Is your mobile in a park? Do they allow or object to PV?

Everything inside the trailer/prefab/modular (or whatever politically correct term) is probably under that other regulation. Not sure how modifications are handled.
But you will also have a utility feed it is hard wired into, which is probably permitted by the city. It has a meter and a disconnect. Should be able to tap there to make a second circuit.

Roof top installation permits are simplified. If you can do that, it is on-line and the inspector looks at your drawings when he comes for final inspection of finished work. Sloped, shingled roof would make it a conventional installation.
Do you have a porch or carport awning? Perhaps if installed there you won't have to do module-level shutdown.

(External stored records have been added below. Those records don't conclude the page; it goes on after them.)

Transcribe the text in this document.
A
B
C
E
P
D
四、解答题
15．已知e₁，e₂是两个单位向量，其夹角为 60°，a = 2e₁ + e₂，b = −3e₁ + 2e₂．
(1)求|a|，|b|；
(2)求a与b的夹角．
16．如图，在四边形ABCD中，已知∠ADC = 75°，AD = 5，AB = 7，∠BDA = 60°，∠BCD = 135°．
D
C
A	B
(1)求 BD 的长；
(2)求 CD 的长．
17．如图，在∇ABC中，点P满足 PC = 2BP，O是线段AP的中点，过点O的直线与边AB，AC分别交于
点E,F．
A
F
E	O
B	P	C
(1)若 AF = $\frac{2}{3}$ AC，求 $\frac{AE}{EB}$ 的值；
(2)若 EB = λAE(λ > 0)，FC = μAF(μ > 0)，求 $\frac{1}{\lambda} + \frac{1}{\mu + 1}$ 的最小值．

Is your utility bill from PG&E, or from the park? If the latter, need to see if net-metering is allowed.

Do you want to just offset consumption and bill? Or do battery-backup too?
 
HI @Hedges, thanks for your response. I am at the beginning stages where the larger solar companies likely don't want this business. I have no drawings just ideas of what I'd like to scope out. My roof his sloped & shingled. I do have a carport awning (see attached, maybe 50 ft guessing)

Regarding utility, current we're through the master power of the park. They have a project plan to cut the 920+ homes to PG&E. I have no idea how long this will take nor where we'll fit on the schedule. I hope to talk to the PG&E & HUD reps that we want to cut over to solar. I'd like to add battery too if the cost is within reason. Since you're local, you'd understand that our area lost power with the recent heatwave for several hours each day for half a week with shared responsibility from the park and PG&E. If the present is an indication of the future, the years ahead will likely provide more events as such. That aside, as I mentioned from the beginning, trying to offset my demand for electricity is a good thing to help the environment.